Many have long suspected that black Americans face life-threatening inequalities in their health care. Now a raft of clinical studies is providing solid evidence that the suspicion is true.
A new study, published this week in the Journal of the American Medical Association, found blacks are significantly less likely than whites to benefit from health- and survival-enhancing interventions.
The study was based on data collected on four clinical services used to measure quality of care among people on Medicare in 1997 — the frequency of women’s breast cancer screenings, eye exams for patients with diabetes, use of beta-blockers after a heart attack, and follow-up after hospitalization for mental illness.
Blacks were less likely that whites to receive all four services.
The new study is the latest of many that have found racial differences in everything from flu shots to kidney transplants. Additional research published this week in the journal Cancer, for instance, finds that black women with ovarian cancer have a 30 percent increased risk of death and are 40 percent less likely to have surgery than white women.
And further unsettling data from the Commonwealth Fund 2001 Health Care Quality Survey found that 15 percent of blacks feel they would receive better care if they were of a different race or ethnicity.
Reason for Inequality Is Less Clear
The root causes of these inequalities are less clear, admit experts, and there are likely to be many, such as poor access to good health care or insurance, a lack of understanding of the scope of inequality by physicians or the unwitting biases held by doctors treating minority patients.
“When you think about what could be contributing to these disparities, there could be a whole number of things from the patient perspective, the [physician’s] perspective and the health-care plan’s perspective,” says Dr. Lisa Cooper, associate professor of medicine and health policy and management at Johns Hopkins University in Baltimore.
One example from the latest JAMA study, for example, was that the racial differences seen in breast cancer screening were found to be related to the services that individual health plans offered and not racial differences within plans.

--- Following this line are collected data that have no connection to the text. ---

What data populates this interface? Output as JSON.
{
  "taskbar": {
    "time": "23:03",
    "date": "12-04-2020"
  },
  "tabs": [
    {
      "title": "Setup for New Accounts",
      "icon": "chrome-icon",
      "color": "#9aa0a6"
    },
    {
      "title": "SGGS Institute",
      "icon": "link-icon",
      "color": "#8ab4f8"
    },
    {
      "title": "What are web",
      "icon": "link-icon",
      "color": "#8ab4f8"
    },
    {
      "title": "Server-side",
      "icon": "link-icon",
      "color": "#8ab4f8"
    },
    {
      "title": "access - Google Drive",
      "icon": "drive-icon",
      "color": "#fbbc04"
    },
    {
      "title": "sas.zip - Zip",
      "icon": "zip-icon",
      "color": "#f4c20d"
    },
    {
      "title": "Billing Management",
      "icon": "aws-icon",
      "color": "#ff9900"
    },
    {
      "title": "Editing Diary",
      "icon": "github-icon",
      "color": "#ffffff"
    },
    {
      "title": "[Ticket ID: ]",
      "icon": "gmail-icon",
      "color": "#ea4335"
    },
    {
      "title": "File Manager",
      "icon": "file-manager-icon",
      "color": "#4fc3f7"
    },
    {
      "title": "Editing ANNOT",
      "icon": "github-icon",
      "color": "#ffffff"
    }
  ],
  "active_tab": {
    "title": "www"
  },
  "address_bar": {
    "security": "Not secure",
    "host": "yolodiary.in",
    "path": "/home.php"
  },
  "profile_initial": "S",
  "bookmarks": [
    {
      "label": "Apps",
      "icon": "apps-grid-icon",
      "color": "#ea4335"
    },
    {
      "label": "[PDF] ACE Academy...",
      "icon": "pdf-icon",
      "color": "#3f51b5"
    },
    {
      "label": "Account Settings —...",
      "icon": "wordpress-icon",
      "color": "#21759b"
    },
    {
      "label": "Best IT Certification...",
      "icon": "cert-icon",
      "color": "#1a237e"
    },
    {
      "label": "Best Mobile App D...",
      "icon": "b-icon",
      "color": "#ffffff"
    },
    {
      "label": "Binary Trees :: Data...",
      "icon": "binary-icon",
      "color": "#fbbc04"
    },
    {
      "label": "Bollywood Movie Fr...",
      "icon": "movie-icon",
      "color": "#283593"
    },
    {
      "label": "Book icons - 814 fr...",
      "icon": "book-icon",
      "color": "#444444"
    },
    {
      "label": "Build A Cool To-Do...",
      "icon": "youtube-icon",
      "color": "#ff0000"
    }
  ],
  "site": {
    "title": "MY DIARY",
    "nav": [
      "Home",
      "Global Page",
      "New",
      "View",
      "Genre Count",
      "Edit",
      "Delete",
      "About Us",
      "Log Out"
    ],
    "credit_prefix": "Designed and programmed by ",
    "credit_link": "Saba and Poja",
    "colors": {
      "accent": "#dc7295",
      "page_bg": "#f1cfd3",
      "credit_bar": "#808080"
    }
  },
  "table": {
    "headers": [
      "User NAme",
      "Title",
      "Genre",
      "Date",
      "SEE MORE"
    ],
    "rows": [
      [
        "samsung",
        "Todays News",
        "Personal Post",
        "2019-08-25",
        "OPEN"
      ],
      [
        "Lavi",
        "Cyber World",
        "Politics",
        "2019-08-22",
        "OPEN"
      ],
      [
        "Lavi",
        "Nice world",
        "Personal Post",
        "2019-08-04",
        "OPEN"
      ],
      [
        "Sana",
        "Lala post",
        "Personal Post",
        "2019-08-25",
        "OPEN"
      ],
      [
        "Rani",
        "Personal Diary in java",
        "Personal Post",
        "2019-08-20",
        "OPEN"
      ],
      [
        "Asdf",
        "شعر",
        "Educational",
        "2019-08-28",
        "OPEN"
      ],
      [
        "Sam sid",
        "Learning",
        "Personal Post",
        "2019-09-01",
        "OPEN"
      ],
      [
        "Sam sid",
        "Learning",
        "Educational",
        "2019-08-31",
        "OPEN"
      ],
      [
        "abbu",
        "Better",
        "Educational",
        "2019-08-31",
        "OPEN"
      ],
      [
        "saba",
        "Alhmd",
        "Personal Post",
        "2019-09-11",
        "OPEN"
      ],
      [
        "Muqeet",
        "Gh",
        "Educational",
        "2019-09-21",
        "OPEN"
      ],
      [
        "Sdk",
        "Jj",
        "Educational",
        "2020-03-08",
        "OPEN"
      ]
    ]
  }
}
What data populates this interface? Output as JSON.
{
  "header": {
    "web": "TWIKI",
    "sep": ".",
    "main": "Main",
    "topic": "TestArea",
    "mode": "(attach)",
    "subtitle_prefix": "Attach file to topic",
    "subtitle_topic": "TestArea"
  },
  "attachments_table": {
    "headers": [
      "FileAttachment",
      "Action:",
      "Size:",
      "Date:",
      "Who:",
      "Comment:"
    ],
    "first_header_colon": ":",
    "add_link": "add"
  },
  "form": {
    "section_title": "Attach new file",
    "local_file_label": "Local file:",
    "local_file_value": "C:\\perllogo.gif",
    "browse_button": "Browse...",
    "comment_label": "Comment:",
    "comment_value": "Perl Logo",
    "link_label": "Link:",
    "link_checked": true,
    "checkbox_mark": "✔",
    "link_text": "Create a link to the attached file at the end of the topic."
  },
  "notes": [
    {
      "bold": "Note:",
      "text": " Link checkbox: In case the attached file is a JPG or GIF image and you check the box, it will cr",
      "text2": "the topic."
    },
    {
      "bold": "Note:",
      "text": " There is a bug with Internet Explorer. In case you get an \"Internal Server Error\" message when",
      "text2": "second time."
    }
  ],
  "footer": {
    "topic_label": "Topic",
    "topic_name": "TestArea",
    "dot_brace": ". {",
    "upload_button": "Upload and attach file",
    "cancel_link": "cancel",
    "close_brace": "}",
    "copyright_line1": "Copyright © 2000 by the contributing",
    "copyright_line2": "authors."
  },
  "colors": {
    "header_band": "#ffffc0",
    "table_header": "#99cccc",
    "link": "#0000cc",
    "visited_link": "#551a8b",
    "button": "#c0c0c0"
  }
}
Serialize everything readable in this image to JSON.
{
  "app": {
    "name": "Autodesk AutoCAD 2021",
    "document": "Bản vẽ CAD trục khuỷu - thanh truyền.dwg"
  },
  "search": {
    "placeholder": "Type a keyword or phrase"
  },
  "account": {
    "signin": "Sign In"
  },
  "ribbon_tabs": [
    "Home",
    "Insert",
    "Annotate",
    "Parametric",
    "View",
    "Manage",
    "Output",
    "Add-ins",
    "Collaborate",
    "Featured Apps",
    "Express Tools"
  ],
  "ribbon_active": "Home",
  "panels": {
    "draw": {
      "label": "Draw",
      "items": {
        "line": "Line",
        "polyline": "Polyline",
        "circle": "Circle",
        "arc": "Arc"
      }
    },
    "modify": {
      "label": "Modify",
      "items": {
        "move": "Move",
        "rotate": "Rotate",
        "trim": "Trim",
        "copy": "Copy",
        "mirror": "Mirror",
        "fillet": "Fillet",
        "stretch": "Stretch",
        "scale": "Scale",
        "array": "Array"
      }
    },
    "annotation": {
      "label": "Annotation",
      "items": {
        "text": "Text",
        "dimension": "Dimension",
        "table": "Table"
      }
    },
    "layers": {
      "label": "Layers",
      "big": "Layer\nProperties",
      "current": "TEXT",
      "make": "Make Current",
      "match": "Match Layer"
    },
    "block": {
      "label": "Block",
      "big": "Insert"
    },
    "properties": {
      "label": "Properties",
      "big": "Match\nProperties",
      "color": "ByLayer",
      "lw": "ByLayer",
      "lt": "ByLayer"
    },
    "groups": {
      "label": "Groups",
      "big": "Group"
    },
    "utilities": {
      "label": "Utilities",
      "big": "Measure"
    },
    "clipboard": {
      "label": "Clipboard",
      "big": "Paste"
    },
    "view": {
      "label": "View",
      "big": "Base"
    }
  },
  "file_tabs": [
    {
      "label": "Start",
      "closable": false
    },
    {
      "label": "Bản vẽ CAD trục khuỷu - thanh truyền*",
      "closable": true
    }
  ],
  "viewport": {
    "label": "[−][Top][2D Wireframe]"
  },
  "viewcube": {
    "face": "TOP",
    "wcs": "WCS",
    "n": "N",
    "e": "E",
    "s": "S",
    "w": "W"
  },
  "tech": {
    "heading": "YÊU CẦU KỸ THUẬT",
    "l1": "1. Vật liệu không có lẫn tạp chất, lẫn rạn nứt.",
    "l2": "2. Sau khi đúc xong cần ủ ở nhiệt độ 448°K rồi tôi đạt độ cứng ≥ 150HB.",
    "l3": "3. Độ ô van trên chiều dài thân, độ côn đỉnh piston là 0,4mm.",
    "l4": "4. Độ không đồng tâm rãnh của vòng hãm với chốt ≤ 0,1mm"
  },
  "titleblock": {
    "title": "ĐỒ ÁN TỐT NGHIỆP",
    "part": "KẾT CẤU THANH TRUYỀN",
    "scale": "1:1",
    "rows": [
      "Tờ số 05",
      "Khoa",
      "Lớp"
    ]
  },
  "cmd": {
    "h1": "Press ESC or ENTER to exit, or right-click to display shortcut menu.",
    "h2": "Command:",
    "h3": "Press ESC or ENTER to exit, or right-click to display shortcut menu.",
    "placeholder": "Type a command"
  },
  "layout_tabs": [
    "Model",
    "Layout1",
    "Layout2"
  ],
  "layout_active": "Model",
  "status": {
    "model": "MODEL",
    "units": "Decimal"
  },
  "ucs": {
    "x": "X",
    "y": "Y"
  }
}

“Our finding that the racial disparity exists [in breast cancer screening rates] seems to be related to which health plans enroll larger numbers of blacks as opposed to being racial disparities in all types of health plans,” says Dr. Eric Schneider, lead author and associate physician in general internal medicine at Brigham and Women’s Hospital in Boston.
In another example, research has shown that the patient-physician interaction is important and that many minority ethnic groups feel more comfortable interacting with physicians of their own race.
“What I have seen in my work is that ethnic minority patients generally rate the quality of interpersonal care by physicians as being poorer than white patients do,” says Cooper. “They are generally less satisfied, particularly when seeing a physician who is not of their same race.”
Yet health plans are not designed to take doctor-patient relationships into consideration when making providers available.
“It’s difficult. I have black female patients who will ask ‘Is there a black female therapist?'” says Dr. Rodney Hood, clinical teaching professor at University of California at San Diego Medical School and immediate past president of the National Medical Association, a national professional organization for black physicians. “Most times I have to say, ‘Not on your plan.'”
Culturally Appropriate Intervention
While experts acknowledge there are many factors contributing to racial inequality in health care, facilitating communication between physicians and patients with culturally appropriate interventions could play an important role in addressing the problem.
“If you’re talking about what we do about it, it’s really not that complicated,” says Hood. “We need to start culturally competent education for providers and health-care administrators. They need culturally appropriate education material directed at the vulnerable populations.”
Hood feels community outreach utilizing black churches, for example, could help in reaching out to black patients on the importance of medical screening.
Additionally, experts say that health plans and government agencies need to take race and ethnicity into account when monitoring quality of care and to track inequalities so they can be identified and corrected.
“If nobody knows that there is a problem, or if people just have a sort of a general sense that there is a problem, that’s really no way of improving,” says Schneider.